🤖 AI Summary
This work identifies and characterizes “performative reasoning” in large language models—a phenomenon wherein models generate redundant chain-of-thought text after already forming an internal answer, effectively staging a “reasoning theater.” To address this, the authors introduce a novel method based on activation probing to detect the model’s internal belief state, combined with early forced answering and chain-of-thought monitoring. Evaluated on DeepSeek-R1 671B and GPT-OSS 120B, the approach effectively distinguishes genuine multi-hop reasoning from performative reasoning and enables adaptive computation: it reduces generated tokens by 80% on MMLU and by 30% on GPQA-Diamond while maintaining comparable accuracy.
📝 Abstract
We provide evidence of performative chain-of-thought (CoT) in reasoning models, where a model becomes strongly confident in its final answer, but continues generating tokens without revealing its internal belief.

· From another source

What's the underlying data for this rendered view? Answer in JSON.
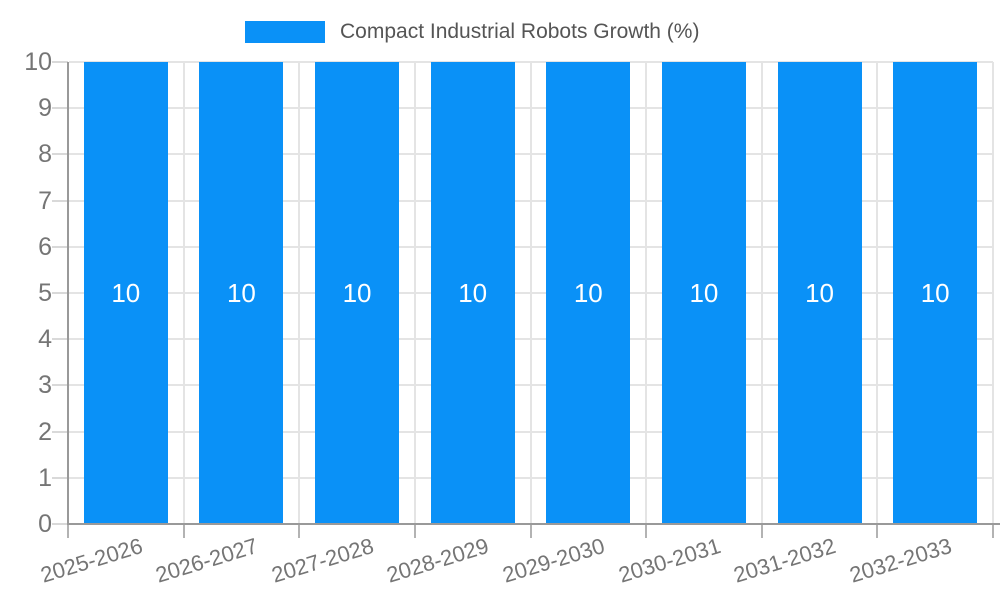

Our analysis compares activation probing, early forced answering, and a CoT monitor across two large models (DeepSeek-R1 671B&GPT-OSS 120B) and find task difficulty-specific differences: The model's final answer is decodable from activations far earlier in CoT than a monitor is able to say, especially for easy recall-based MMLU questions. We contrast this with genuine reasoning in difficult multihop GPQA-Diamond questions. Despite this, inflection points (e.g., backtracking,'aha'moments) occur almost exclusively in responses where probes show large belief shifts, suggesting these behaviors track genuine uncertainty rather than learned"reasoning theater."Finally, probe-guided early exit reduces tokens by up to 80% on MMLU and 30% on GPQA-Diamond with similar accuracy, positioning attention probing as an efficient tool for detecting performative reasoning and enabling adaptive computation.